Arvid Nelson hat eine alternative historische Linie entwickelt und diese mit Mystery-Elementen versehen. Historisch angesiedelt in der Zeitzone des realen Zweiten Weltkriegs ist Zauberei nicht alltäglich, aber unterschwellig vorhanden und meistens eine Bedrohung. Die Atmosphäre ist dunkel und geheimnisvoll. Der Krieg, diesmal von Frankreich ausgehend und mit all den Anfeindungen behaftet, die auch der reale Krieg kannte, wird dem Leser in seinem großen Ganzen durch Zeitungslektüre nahe gebracht. Zugleich rückt der Leser durch die eigentliche Handlung ins Zentrum der Geschehnisse, genauer der Macht in Frankreich.
Sehr dicht im Rahmen, noch komplexer nach innen, zwischen den einzelnen Charakteren. In der dieser letzten Zusammenfassung der Ereignisse fühlt man sich an alte Schauergeschichten erinnert. Eine alte Burg überragt ein Tal und ein kleines Dorf. Ein Tyrann knechtet die Bevölkerung und seine Soldaten sind nur allzu gern bereit, seine brutalen Befehle auszuführen. Doch jede Knechtschaft endet. Hier ruft Arvid Nelson die Magie zu Hilfe, besser gesagt den Glauben, denn am Ende sind die Guten nicht von Gott verlassen.

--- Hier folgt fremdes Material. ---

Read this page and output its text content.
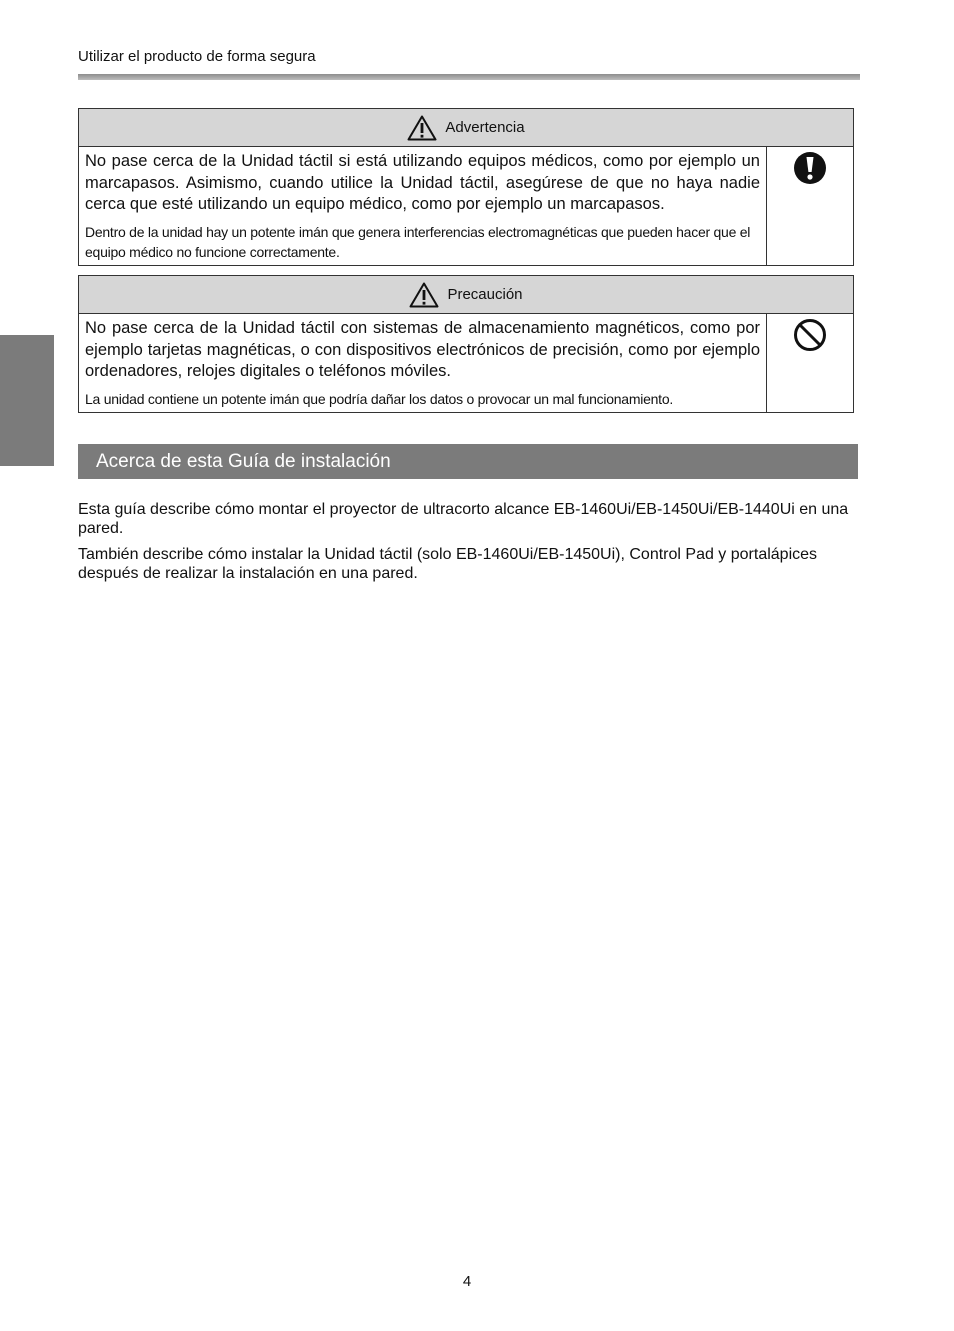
Utilizar el producto de forma segura
Advertencia

No pase cerca de la Unidad táctil si está utilizando equipos médicos, como por ejemplo un marcapasos. Asimismo, cuando utilice la Unidad táctil, asegúrese de que no haya nadie cerca que esté utilizando un equipo médico, como por ejemplo un marcapasos.

Dentro de la unidad hay un potente imán que genera interferencias electromagnéticas que pueden hacer que el equipo médico no funcione correctamente.

Precaución

No pase cerca de la Unidad táctil con sistemas de almacenamiento magnéticos, como por ejemplo tarjetas magnéticas, o con dispositivos electrónicos de precisión, como por ejemplo ordenadores, relojes digitales o teléfonos móviles.

La unidad contiene un potente imán que podría dañar los datos o provocar un mal funcionamiento.

Acerca de esta Guía de instalación

Esta guía describe cómo montar el proyector de ultracorto alcance EB-1460Ui/EB-1450Ui/EB-1440Ui en una pared.

También describe cómo instalar la Unidad táctil (solo EB-1460Ui/EB-1450Ui), Control Pad y portalápices después de realizar la instalación en una pared.

4
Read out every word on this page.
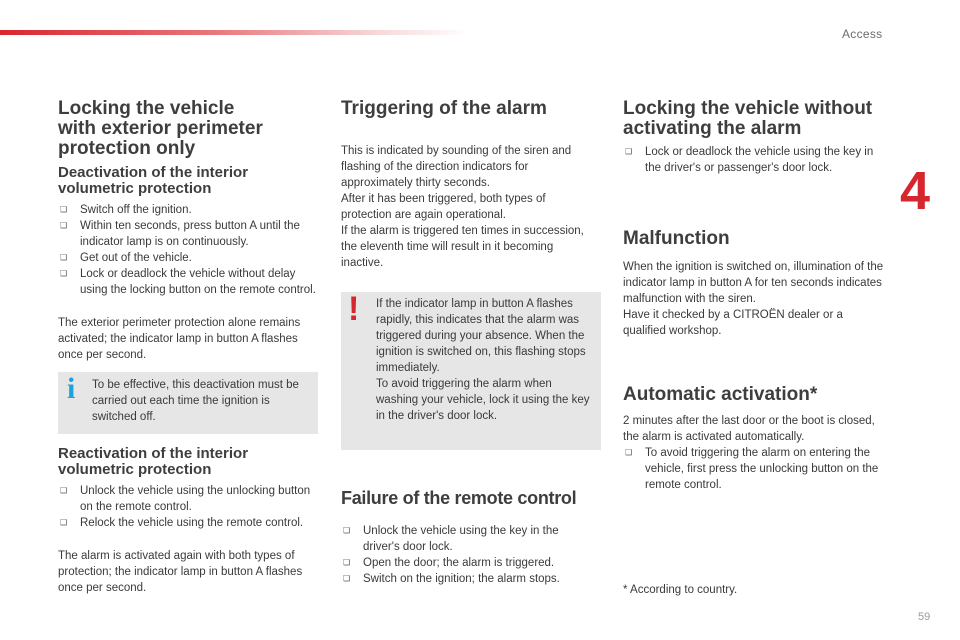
Access
4
Locking the vehicle
with exterior perimeter
protection only
Deactivation of the interior
volumetric protection
❑ Switch off the ignition.
❑ Within ten seconds, press button A until the indicator lamp is on continuously.
❑ Get out of the vehicle.
❑ Lock or deadlock the vehicle without delay using the locking button on the remote control.

The exterior perimeter protection alone remains activated; the indicator lamp in button A flashes once per second.

i To be effective, this deactivation must be carried out each time the ignition is switched off.
Reactivation of the interior
volumetric protection
❑ Unlock the vehicle using the unlocking button on the remote control.
❑ Relock the vehicle using the remote control.

The alarm is activated again with both types of protection; the indicator lamp in button A flashes once per second.

Triggering of the alarm

This is indicated by sounding of the siren and flashing of the direction indicators for approximately thirty seconds.
After it has been triggered, both types of protection are again operational.
If the alarm is triggered ten times in succession, the eleventh time will result in it becoming inactive.

! If the indicator lamp in button A flashes rapidly, this indicates that the alarm was triggered during your absence. When the ignition is switched on, this flashing stops immediately.
To avoid triggering the alarm when washing your vehicle, lock it using the key in the driver's door lock.
Failure of the remote control
❑ Unlock the vehicle using the key in the driver's door lock.
❑ Open the door; the alarm is triggered.
❑ Switch on the ignition; the alarm stops.
Locking the vehicle without
activating the alarm
❑ Lock or deadlock the vehicle using the key in the driver's or passenger's door lock.
Malfunction

When the ignition is switched on, illumination of the indicator lamp in button A for ten seconds indicates malfunction with the siren.
Have it checked by a CITROËN dealer or a qualified workshop.

Automatic activation*

2 minutes after the last door or the boot is closed, the alarm is activated automatically.

❑ To avoid triggering the alarm on entering the vehicle, first press the unlocking button on the remote control.
* According to country.
59
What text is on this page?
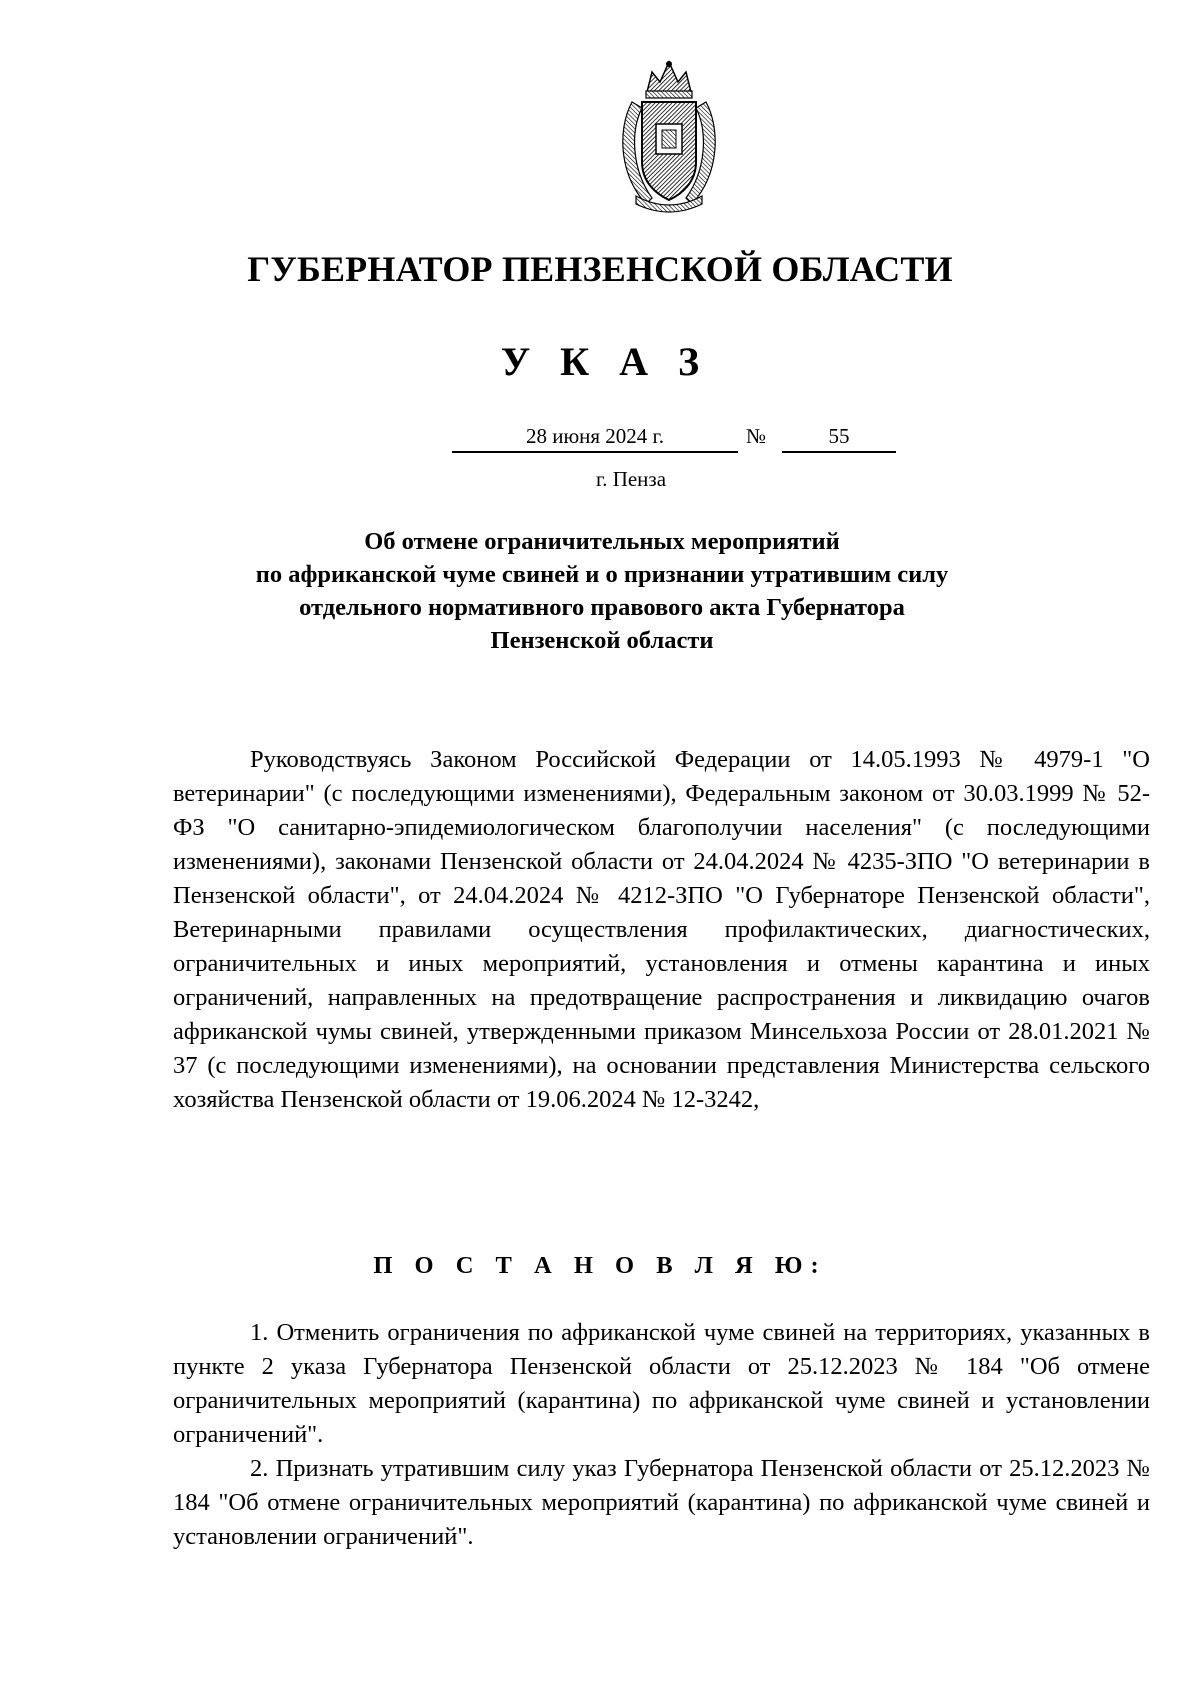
ГУБЕРНАТОР ПЕНЗЕНСКОЙ ОБЛАСТИ
У К А З
28 июня 2024 г.	№	55
г. Пенза
Об отмене ограничительных мероприятий
по африканской чуме свиней и о признании утратившим силу
отдельного нормативного правового акта Губернатора
Пензенской области

Руководствуясь Законом Российской Федерации от 14.05.1993 № 4979-1 "О ветеринарии" (с последующими изменениями), Федеральным законом от 30.03.1999 № 52-ФЗ "О санитарно-эпидемиологическом благополучии населения" (с последующими изменениями), законами Пензенской области от 24.04.2024 № 4235-ЗПО "О ветеринарии в Пензенской области", от 24.04.2024 № 4212-ЗПО "О Губернаторе Пензенской области", Ветеринарными правилами осуществления профилактических, диагностических, ограничительных и иных мероприятий, установления и отмены карантина и иных ограничений, направленных на предотвращение распространения и ликвидацию очагов африканской чумы свиней, утвержденными приказом Минсельхоза России от 28.01.2021 № 37 (с последующими изменениями), на основании представления Министерства сельского хозяйства Пензенской области от 19.06.2024 № 12-3242,

П О С Т А Н О В Л Я Ю:

1. Отменить ограничения по африканской чуме свиней на территориях, указанных в пункте 2 указа Губернатора Пензенской области от 25.12.2023 № 184 "Об отмене ограничительных мероприятий (карантина) по африканской чуме свиней и установлении ограничений".

2. Признать утратившим силу указ Губернатора Пензенской области от 25.12.2023 № 184 "Об отмене ограничительных мероприятий (карантина) по африканской чуме свиней и установлении ограничений".
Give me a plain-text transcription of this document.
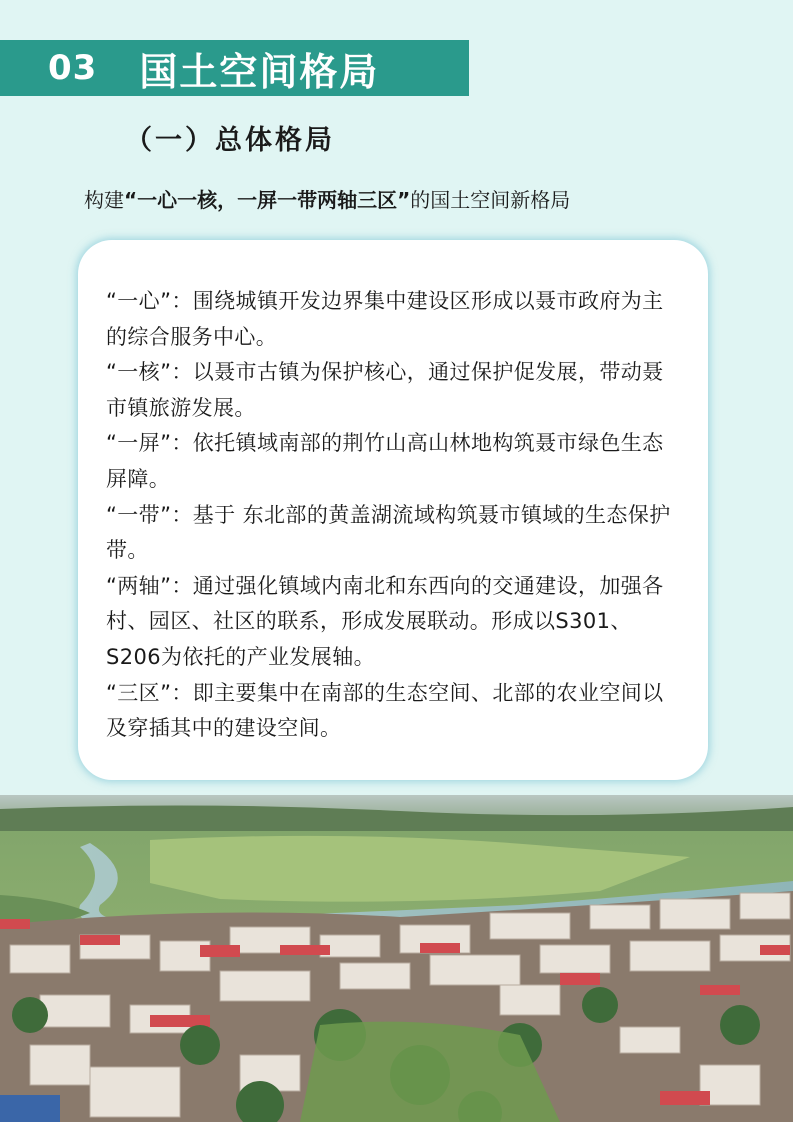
03 国土空间格局
（一）总体格局
构建“一心一核，一屏一带两轴三区”的国土空间新格局

“一心”：围绕城镇开发边界集中建设区形成以聂市政府为主的综合服务中心。

“一核”：以聂市古镇为保护核心，通过保护促发展，带动聂市镇旅游发展。

“一屏”：依托镇域南部的荆竹山高山林地构筑聂市绿色生态屏障。

“一带”：基于 东北部的黄盖湖流域构筑聂市镇域的生态保护带。

“两轴”：通过强化镇域内南北和东西向的交通建设，加强各村、园区、社区的联系，形成发展联动。形成以S301、S206为依托的产业发展轴。

“三区”：即主要集中在南部的生态空间、北部的农业空间以及穿插其中的建设空间。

Grafisch ist Juan Ferreyra dem Realismus verpflichtet. Ferreyra mag die klare eindeutige Bildkomposition ebenso wie die opulente Inszenierung. Die Präsentation des Heiligen Grals ist hierfür ein gutes Beispiel. In manchen Bildern nimmt er den Betrachter sehr schön mit ins Bild und legt mit seiner Bildsprache Hinweise aus. Eindeutig ist die Darstellung von Sauniere und Genevieve in der Haltung der Pieta, wie sie im Petersdom in Rom zu finden ist. (Kann übrigens auch in der Sankt-Hedwigs-Kathedrale in Berlin angesehen werden, nur mal so am Rande.)
Zum Gelingen der Bilder, zum Augenschmaus trägt auch die Kolorierung bei. Sicherlich per Computer bearbeitet wird trotzdem durch einen milchigen, lasierenden Farbauftrag die Imitation echter Farbe erzeugt. Das mag leichter zu korrigieren sein, ist aber zeitlich aufwändig und teilweise sehr intensiv betrieben worden. Überwiegend entsteht ein stimmungsvolles Farbfeuerwerk, das besonders zum Finale hin mit ungeheuer atmosphärischen Bildern aufzuwarten weiß.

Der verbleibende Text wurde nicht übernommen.